Dungeons & Dragons adventure module

The Vortex of Madness and Other Planar Perils is an adventure module for the 2nd edition of the Advanced Dungeons & Dragons fantasy role-playing game.

==Plot summary==
The Vortex of Madness and Other Planar Perils is a set of five outer planes adventures for high level player characters which were designed to be run separately or run together.

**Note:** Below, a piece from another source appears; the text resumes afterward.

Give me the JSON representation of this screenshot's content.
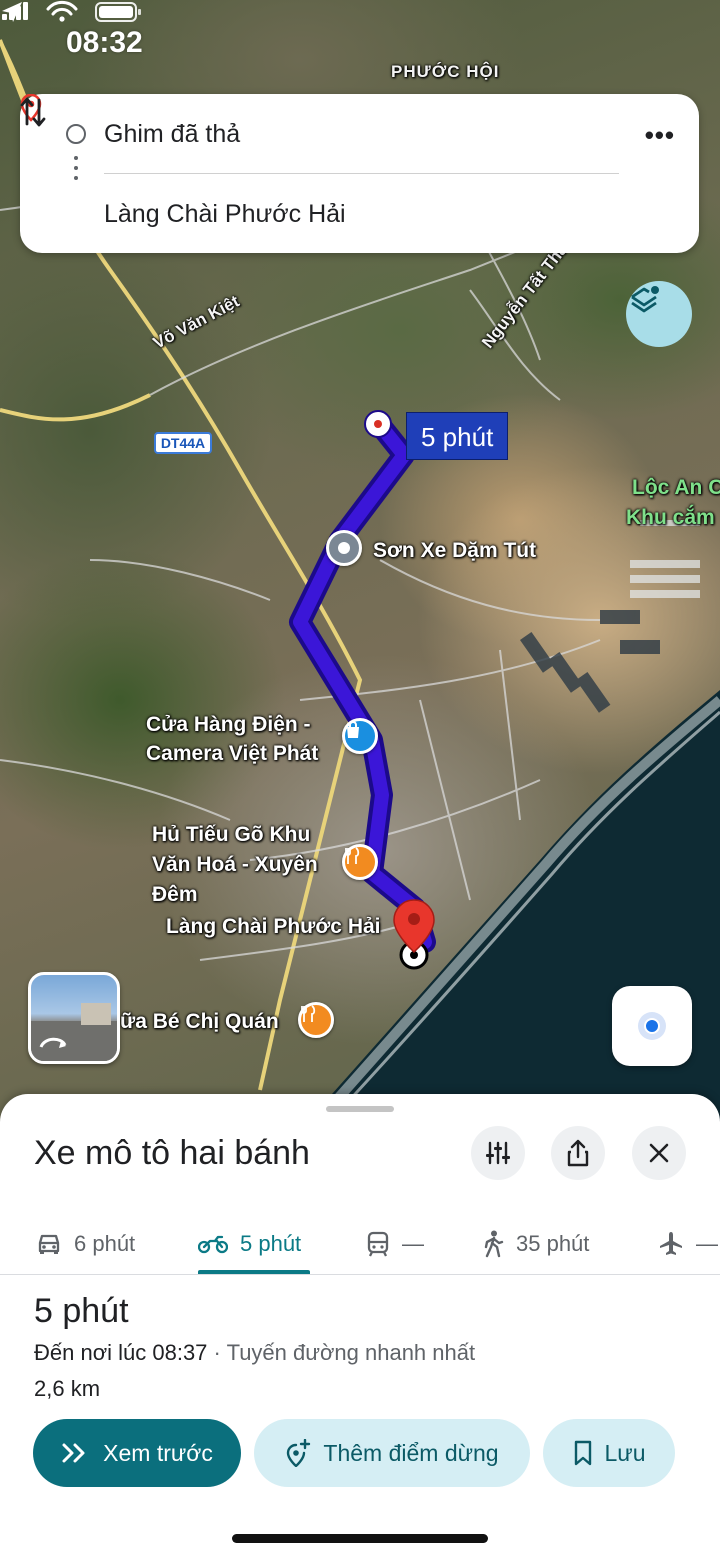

These adventures are structured so that encounters involve more than just monsters to fight. The eponymous adventure "The Vortex of Madness" involves a powerful prisoner held in a magical prison on the plane of Limbo, which provides a location to connect to the locations from the other adventures.

==Publication history==
The Vortex of Madness and Other Planar Perils was published by Wizards of the Coast and written by Chris Pramas.

==Reception==
The Vortex of Madness and Other Planar Perils was reviewed by the online version of Pyramid on July 14, 2000. Although the cover proclaims that the adventures are intended "For High Level Heroes!", the reviewer notes that "there are no recommended levels to be found within. My estimation is that you would want to be at least 9th and probably at most 14th level to adventure in these areas – lower level adventurers will not have the spells and abilities to handle the challenges within. Adventurers of much higher levels would need to have the challenges boosted in power to give them a run for their money."